今日の箇所から私たちは礼拝をささげることの意味を学ぶことができます。礼拝は義務感やお勤めのような思いでは、決して心に満足が得られるものではありません。礼拝は魂の渇きを潤してくれるものです。わたしたちの魂が渇いていますと、心がささくれ立って、人間関係を円滑にすることはできません。言葉も振舞いもとげとげしくなります。心が疲れ、人間関係に疲れると、思いもよらない罪に走ってしまうものです。それは適度な運動や趣味の会で解消できるものではありません。ボランティアに参加すれば、少しは優しい人間になれるかというとそういうものでもありません。気晴らしでボランティア活動を始めたのでは、相手が迷惑します。精神的に疲れを自覚することは善いことですが、本当はわたしたち一人一人のもっと深いところにある魂が飢え、渇いているのだということに気づかなければならないのです。心が疲れたと思うとき、それは本当は内なる魂が神に対してSOS(Save Our Souls)を発信しているのだと思い起こしてください。魂の渇きは神の霊の助けなしには癒されません。礼拝は実にあなたの魂に憩いと平安を与えてくれる唯一の場なのです。イエス・キリストは言われました。
「疲れた者、重荷を負う者は、だれでもわたしのもとに来なさい。休ませてあげよう。」(マタイ11:28)と。
最後にもう一つ、今日の箇所から、魂の平安をひと時のものとしてではなく、いつまでも保ち続ける秘訣を見出せます。それは、救われたリディアがパウロたち一行に語りかけた言葉です。「私が主を信じる者だとお思いでしたら、どうぞ、私の家に来てお泊りください。」と。聖書に、「旅人をもてなすことを忘れてはいけません。」(ヘブライ13:2)という教えがありますが、リディアは誰に教えられたわけでもなく、これを実行しました。特に信仰を同じくする人との交わりを大切にするという点でこの教えはわたしたちの信仰生活に有益です。わたしたちクリスチャンと呼ばれる者であっても、日常の生活に疲れを覚えるだけでなく、教会生活にさえ疲れを覚えることがあります。どうしてでしょうか。それは恐らく信仰の友との信仰の交わりを面倒に思える時です。主は言われます。「初めの愛に立ち返れ。」(ヨハネの黙示録2:4)と。初めて教会の入り口を入ってきた時の感激を忘れないで下さい。初めて聖書を手にしたときの感動を思い出してください。何よりも生まれて初めてイエス・キリストを信じますと告白したあの瞬間を、救われてバプテスマを受けたあの喜びを。そうすれば自分ひとりのために、なんと多くの友が祈っていてくれたか、愛してくれていたかを思い出せることでしょう。あなたの内にあるものが再び燃え立つ秘訣は信仰の友を退けないことです。信仰の交わりを忘れないことです。そうすれば嘆きは神への讃美に、つぶやきは友への感謝に変えられるのです。
祈りましょう。
天の父なる神さま。あなたの御名を崇(あが)め、讃美します。
今日はリディアという女性の救いの出来事を通して、あなたの大いなる御業を見させていただきました。
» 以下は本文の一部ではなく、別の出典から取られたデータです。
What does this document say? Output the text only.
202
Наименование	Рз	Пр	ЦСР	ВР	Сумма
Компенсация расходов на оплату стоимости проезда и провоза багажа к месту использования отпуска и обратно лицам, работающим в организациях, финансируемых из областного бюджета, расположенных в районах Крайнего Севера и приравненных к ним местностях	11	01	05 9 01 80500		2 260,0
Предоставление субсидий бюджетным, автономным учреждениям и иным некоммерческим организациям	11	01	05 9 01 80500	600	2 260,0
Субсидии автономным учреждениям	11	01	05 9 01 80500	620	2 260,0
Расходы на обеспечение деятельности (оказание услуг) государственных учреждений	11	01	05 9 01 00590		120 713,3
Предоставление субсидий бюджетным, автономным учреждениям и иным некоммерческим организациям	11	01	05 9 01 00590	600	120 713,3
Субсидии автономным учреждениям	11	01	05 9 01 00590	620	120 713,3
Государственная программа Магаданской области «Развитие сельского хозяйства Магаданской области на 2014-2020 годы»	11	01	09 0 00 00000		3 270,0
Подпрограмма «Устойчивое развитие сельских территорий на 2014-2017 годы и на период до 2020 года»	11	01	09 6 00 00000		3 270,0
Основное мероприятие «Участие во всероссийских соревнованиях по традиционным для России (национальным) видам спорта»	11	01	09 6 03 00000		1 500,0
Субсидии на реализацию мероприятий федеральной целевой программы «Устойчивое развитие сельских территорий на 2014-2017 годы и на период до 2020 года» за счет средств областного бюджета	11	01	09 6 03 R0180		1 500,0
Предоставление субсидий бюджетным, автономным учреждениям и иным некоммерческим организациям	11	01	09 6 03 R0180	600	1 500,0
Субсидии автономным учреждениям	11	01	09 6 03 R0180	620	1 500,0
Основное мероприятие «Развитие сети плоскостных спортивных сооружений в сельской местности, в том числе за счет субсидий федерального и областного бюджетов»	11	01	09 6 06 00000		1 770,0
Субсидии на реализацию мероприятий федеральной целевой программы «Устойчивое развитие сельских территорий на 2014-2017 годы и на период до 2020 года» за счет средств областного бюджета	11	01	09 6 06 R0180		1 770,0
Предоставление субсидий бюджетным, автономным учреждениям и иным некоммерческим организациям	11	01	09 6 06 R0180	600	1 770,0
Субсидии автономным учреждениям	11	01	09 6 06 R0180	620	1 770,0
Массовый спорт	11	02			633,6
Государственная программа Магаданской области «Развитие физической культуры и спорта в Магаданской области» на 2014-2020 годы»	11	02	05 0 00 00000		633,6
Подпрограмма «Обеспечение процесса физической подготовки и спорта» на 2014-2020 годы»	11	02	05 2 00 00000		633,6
あのリディアがそうであったように、わたしたちは日々、いろいろな出来事のために心が疲れ果ててしまっています。しかし、あなたは今日わたしたちに教えてくださいました。心の疲れはあなたの救いを必要としている魂の叫びであったということを。使徒ペトロは、あなたに向かって、「主よ、わたしたちはだれのところへ行きましょうか。あなたは永遠の命を持っておられます。」と言いました。主よ、わたしたちも今あなたに向かって叫びます。「わたしたちはだれのところへ行きましょうか。」と。あなたのほかにわたしの幸いはありません。あなたのほかに真の安らぎはありません。どうか、これからも私たちを礼拝へとお導きください。
わたしたちの救い主イエス・キリストの御名によって。アーメン。